Così, quando facciamo del male a qualcuno (questo è il peccato) facciamo del male anche a Dio, perché lui ama immensamente il fratello o la sorella che abbiamo umiliato, maltrattato, ignorato. 

Anzi, avrebbe voluto amarlo, amarla, attraverso di noi, perché ora siamo noi le sue membra nel mondo. E invece abbiamo “perso quell’occasione”, oppure l’abbiamo sfruttata proprio per il contrario, ovvero fare del male.

Lungi dal doverci abbandonare a sterili sensi di colpa, se “cadiamo” nella trappola del peccato possiamo guardare fiduciosi a Gesù, che può aiutarci a guarire, a ristabilire l’armonia perduta.

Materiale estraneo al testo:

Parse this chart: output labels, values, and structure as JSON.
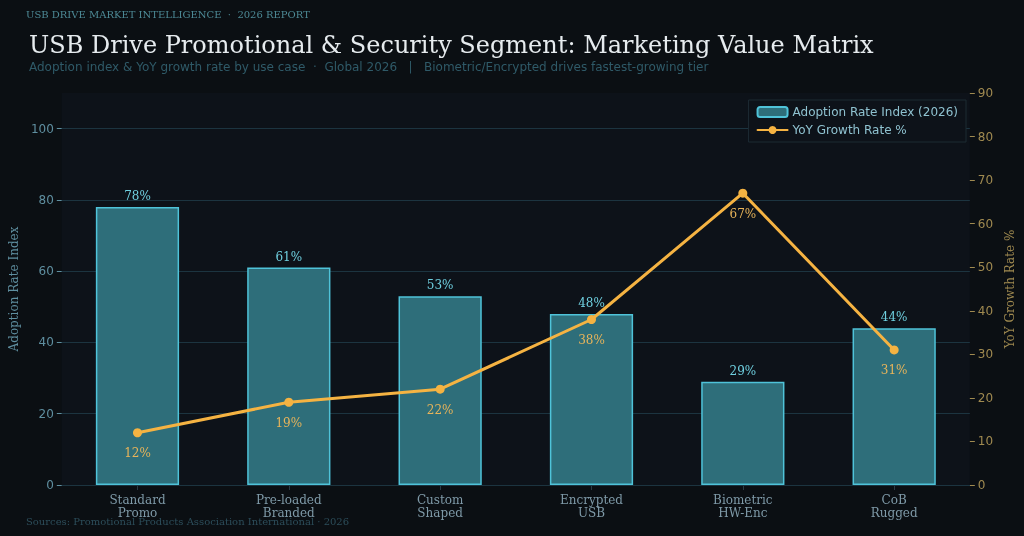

Il peccato è come un muro spesso, che ci isola e non ci fa vedere né sentire l’amore del Signore: è molto importante che noi vediamo i nostri peccati, cioè i cattivi pensieri che abbiamo, le brutte azioni che compiamo. È importante che riconosciamo quando sbagliamo, che ci pentiamo, non per flagellarci, ma per tornare sani e liberi di amare.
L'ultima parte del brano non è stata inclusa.